Dijital platformlarda seyirci bulduğunu değil tercih ettiğini izliyor. Yani içerikler genel izleyiciye uygun olma kaygısı taşımadığından dolayı hem süre olarak hem tema olarak özgür ve özgün oluyor. Bu yüzden her açıdan hem daha özgür, hem de daha özgün yapımlar izleyebiliyoruz.
Başarı kıstaslarınız neler?
Oyunculuğun en güzel yanı seyirciyle bağ kurup, ona duygular aracılığıyla temas edebilmek. İçinde bulunduğum proje ve yarattığım karakterle seyirciyle bu bağı en güçlü şekilde kurabiliyorsam kendimi başarılı sayabilirim.
Hayatta 'Asla yapmam' dediğiniz şeyler nelerdir?
Büyük konuşmayı çok sevmediğim için 'Asla' kullanmayı tercih ettiğim bir kelime değildir.
Son dönemde en tahammül edemediğiniz şey ne?

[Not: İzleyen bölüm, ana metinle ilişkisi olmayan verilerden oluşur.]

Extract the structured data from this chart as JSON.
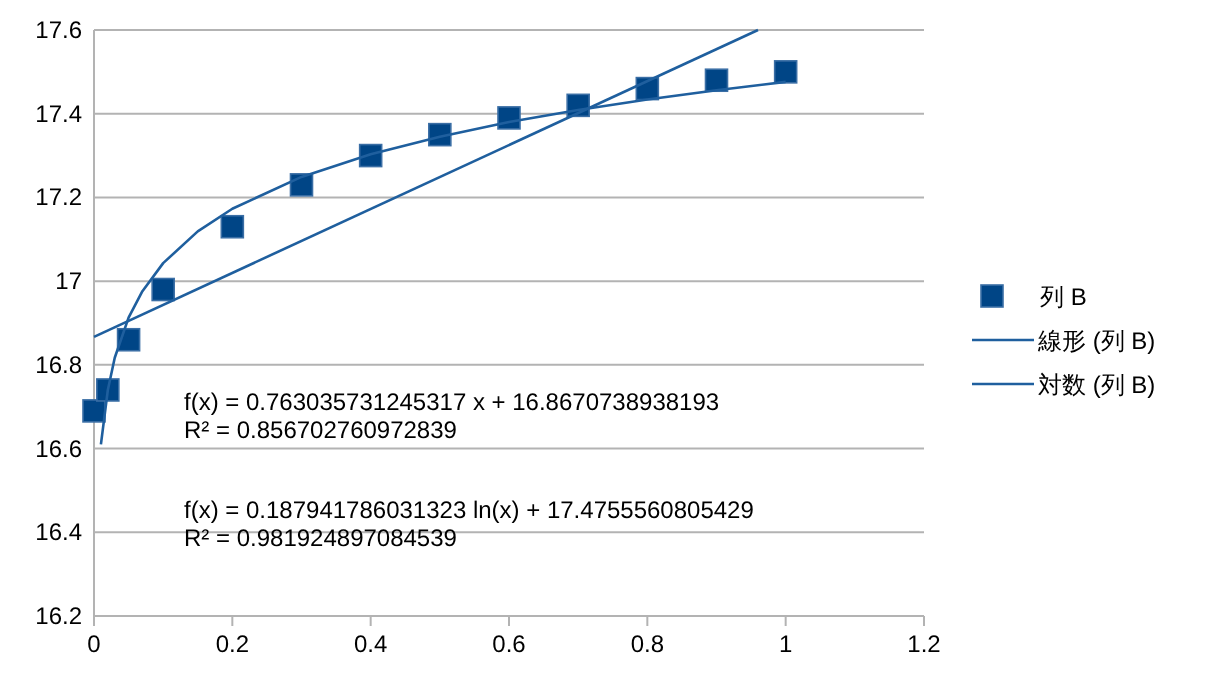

Özellikle pandemi döneminde toplum sağlığı konusunda insanların özensiz davranması ve gereken sorumluluğu almayışlarına tahammül etmekte zorlanıyorum. Daha açık konuşmak gerekirse, kuralları çok açık olan bir konuda, insanların kendi kurallarını belirlemedeki ısrarları benim için yorucu olabiliyor.
Aşk hayatınız nasıl gidiyor. Aşkın sizdeki tanımını merak ediyorum?
Aşk konusunda şanslı olanlardanım. 7 yıldır devam eden çok mutlu ve huzurlu bir ilişkim var.
Sosyal medyaya bakışınız nedir?
Sosyal medyayla pek aram olduğu söylenemez. Günümüzün önemli mecralarından biri olduğunun farkındayım ama içimden çok fazla dahil olmak gelmiyor. Bu konuda biraz eski kafalıyım sanırım.